Les lettres que nous annonçons au public sont déjà recommandables, comme on le voit, par le nom des personnages qui les ont écrites, et dont nous possédons les originaux ; mais quand on apprendra qu’elles renferment tout ce qu’il y a de plus instructif à la fois, de plus original et de plus piquant ; quand on saura que la science, la politique, la littérature, y ont leur compte avec de nouveaux aperçus, quand on y verra le vieux philosophe Adanson, l’homme le plus scientifique et le plus profond qui fût jamais, s’enivrer des regards d’une Dervieux, et tourner le fuseau presque à ses pieds ; Noverre, déployer toutes les ressources de l’imagination la plus riche ; Mme Beaumarchais, effacer presque les Ninon et les Sévigné ; et cette brillante Sophie Arnould, parer tour à tour son style de tout ce que l’esprit a de folle gaieté, de tout ce que le cœur a de sentiments les plus exquis, révéler avec cet abandon séduisant toutes les petites indiscrétions du boudoir et nous initier aux mystères de l’alcôve, c’est alors surtout que nos lecteurs nous sauront gré de notre entreprise. 2 vol. in-8, 12 francs.
Nota. — Cet ouvrage sera précédé d’une Correspondance de divers particuliers de distinction avec Bélanger, puis d’un Discours sur l’architecture et sur les arts en général par Bélanger, et de différentes lettres du même à divers personnages.
J’avais espéré découvrir dans les Papiers de Bélanger, acquis par le Musée de la Ville de Paris, à la vente Dubrunfaut, quelques nouvelles copies de lettres d’Adanson, de Noverre, de Beaumarchais, etc., donnant des détails circonstanciés sur la chanteuse ; mais, sauf quatre lignes d’une lettre de « l’ami Moyreau », je n’ai rien trouvé que les éléments d’une curieuse biographie de Bélanger, et des réflexions, des projets, des mémoires de l’amant de Sophie sur le goût, sur l’établissement d’échaudoirs, sur le prix du cuivre, sur les enterrements des condamnés révolutionnaires.
Madame Saint-Huberty.
Préface de la première édition (1882)49
Avec l’ambition de mettre dans mes biographies — un peu des Mémoires des gens qui n’en ont pas laissé, — j’achetais, il y a une quinzaine d’années, chez le bouquiniste bien connu de l’arcade Colbert, les papiers de la Saint-Huberty.

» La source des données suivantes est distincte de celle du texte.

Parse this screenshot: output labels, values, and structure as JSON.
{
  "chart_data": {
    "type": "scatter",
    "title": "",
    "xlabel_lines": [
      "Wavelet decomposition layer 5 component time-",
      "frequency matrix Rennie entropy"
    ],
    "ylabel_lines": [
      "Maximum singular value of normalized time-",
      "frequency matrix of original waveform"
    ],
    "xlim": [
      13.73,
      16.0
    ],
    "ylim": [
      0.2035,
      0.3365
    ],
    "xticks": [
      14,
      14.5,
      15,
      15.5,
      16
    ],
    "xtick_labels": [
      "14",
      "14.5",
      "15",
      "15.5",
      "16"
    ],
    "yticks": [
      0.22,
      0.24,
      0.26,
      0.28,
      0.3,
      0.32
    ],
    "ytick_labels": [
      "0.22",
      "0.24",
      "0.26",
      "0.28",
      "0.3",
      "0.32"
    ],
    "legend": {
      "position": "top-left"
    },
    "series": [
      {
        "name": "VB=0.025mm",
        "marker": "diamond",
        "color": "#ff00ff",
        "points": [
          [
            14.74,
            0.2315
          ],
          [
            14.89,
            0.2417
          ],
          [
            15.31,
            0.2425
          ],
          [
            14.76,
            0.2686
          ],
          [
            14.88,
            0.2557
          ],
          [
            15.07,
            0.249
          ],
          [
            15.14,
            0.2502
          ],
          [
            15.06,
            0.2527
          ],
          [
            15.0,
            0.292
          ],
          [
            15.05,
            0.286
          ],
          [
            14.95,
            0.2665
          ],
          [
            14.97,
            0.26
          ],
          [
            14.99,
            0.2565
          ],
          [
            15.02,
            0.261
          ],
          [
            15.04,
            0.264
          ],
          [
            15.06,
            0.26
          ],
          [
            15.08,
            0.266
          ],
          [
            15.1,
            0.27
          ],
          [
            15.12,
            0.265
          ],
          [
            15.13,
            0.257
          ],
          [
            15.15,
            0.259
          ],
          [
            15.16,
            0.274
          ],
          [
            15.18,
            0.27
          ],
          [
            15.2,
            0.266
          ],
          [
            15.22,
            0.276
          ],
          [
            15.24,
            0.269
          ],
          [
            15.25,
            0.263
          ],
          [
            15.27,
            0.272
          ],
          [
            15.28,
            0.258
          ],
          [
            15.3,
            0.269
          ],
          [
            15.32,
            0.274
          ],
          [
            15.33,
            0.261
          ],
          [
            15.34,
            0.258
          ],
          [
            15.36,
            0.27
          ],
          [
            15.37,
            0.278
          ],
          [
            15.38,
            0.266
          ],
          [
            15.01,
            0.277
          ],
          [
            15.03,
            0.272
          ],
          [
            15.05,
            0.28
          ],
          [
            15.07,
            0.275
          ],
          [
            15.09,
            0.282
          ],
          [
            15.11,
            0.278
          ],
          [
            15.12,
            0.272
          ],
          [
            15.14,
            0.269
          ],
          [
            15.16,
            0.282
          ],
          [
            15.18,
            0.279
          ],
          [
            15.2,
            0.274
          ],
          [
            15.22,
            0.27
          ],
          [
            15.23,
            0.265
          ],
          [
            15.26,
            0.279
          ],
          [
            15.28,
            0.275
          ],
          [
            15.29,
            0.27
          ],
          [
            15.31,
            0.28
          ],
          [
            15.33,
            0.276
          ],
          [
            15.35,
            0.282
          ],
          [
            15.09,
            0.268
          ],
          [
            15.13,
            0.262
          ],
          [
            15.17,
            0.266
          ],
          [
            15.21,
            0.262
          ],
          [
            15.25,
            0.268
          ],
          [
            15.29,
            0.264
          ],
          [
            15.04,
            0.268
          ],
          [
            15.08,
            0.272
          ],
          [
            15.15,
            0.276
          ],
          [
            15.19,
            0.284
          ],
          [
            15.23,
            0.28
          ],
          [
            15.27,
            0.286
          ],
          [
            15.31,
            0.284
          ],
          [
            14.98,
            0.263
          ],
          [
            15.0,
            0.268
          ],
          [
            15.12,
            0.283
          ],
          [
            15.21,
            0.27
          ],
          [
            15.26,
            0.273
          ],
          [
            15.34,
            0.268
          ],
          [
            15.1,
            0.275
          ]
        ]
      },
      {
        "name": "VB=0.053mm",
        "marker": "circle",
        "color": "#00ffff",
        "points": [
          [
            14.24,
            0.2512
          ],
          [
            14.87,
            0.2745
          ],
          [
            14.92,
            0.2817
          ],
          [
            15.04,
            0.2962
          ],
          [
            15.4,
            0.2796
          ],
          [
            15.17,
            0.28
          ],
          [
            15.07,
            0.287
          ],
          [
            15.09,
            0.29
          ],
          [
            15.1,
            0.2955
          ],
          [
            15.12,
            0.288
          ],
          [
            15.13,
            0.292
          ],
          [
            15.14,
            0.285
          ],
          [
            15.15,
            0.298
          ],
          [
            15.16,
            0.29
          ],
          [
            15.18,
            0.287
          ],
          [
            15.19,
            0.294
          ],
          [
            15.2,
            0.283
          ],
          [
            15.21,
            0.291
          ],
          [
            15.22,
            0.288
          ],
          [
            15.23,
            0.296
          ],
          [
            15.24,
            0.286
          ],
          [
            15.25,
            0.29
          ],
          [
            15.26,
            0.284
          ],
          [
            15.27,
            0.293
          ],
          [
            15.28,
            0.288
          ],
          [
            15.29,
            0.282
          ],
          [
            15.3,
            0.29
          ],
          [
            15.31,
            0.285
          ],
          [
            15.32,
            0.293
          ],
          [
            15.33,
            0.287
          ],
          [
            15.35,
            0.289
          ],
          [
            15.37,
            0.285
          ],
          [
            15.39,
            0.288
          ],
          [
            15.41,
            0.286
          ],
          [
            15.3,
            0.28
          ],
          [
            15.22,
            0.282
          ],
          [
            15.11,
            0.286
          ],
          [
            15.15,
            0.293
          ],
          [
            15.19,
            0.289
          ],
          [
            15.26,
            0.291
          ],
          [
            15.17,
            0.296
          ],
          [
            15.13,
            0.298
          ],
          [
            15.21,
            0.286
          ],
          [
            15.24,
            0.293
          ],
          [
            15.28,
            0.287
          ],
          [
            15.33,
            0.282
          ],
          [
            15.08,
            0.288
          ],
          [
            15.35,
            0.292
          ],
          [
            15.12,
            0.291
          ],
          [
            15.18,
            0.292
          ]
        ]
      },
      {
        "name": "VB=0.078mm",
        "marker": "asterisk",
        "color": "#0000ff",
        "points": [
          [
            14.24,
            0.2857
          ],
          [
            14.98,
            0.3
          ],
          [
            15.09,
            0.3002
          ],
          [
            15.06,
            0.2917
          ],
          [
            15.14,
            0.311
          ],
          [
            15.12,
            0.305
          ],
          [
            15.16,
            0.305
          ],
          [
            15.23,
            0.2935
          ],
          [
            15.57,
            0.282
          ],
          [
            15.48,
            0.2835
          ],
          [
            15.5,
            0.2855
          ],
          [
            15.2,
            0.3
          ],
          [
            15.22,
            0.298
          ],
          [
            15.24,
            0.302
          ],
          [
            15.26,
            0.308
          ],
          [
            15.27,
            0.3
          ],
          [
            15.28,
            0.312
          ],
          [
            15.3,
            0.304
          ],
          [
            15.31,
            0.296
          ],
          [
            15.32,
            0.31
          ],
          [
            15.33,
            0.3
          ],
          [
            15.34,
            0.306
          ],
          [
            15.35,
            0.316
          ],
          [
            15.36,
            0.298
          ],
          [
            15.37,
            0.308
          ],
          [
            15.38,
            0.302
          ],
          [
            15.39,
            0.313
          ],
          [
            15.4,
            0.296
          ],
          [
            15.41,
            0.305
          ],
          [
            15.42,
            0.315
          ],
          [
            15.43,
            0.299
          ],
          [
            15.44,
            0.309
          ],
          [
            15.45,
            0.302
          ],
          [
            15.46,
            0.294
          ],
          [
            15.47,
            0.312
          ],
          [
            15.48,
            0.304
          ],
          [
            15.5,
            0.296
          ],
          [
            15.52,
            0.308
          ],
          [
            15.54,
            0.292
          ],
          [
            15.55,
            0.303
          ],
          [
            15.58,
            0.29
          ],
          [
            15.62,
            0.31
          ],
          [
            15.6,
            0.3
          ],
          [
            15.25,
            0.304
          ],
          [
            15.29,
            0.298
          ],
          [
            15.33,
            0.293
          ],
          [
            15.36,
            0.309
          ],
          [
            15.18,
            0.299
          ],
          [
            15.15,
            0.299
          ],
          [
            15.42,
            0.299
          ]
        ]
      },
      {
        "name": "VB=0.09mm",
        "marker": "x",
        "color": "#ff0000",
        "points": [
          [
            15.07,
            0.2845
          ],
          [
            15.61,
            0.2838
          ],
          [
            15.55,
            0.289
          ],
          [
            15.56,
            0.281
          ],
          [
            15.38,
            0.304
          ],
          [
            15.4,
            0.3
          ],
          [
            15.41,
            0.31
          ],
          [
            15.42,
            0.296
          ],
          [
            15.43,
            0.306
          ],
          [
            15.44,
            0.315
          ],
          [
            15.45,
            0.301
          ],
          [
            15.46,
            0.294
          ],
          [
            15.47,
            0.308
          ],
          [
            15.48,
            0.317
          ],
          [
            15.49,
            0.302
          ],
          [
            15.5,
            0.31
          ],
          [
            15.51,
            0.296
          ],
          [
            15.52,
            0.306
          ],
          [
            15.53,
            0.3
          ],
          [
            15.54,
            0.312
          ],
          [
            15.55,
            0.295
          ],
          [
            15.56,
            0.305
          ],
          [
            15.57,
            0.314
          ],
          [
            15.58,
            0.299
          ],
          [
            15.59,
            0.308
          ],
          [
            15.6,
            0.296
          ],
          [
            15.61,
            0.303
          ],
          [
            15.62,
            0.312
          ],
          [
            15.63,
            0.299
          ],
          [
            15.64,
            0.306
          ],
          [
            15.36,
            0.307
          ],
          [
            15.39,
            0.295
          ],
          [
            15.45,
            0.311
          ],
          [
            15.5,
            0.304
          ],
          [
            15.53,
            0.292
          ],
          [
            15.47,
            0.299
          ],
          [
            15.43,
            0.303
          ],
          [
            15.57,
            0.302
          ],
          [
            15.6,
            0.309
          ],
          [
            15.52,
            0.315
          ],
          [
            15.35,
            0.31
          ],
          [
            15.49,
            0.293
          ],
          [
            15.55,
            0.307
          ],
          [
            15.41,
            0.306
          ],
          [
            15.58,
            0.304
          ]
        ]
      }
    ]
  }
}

Peu à peu, avec le temps, à ces papiers se joignaient les lettres de la chanteuse, que les hasards des ventes amenaient en ma possession. Enfin, quand le paquet de matériaux autographes et de documents émanant de la femme me paraissait suffisant, je complétais mon étude par la lecture de tous les cartons de l’ancienne Académie royale de musique, conservés aux Archives nationales, de ces correspondances de directeurs, que je m’étonne de voir si peu consultées, de ces rapports vous initiant à tous les détails secrets des coulisses, au sens dessus dessous produit à Versailles par l’audition d’un nouvel opéra, — et qui vous montrent Louis XVI avançant le conseil des ministres, pour leur permettre d’assister à la représentation de Didon jouée pour la première fois par la Saint-Huberty.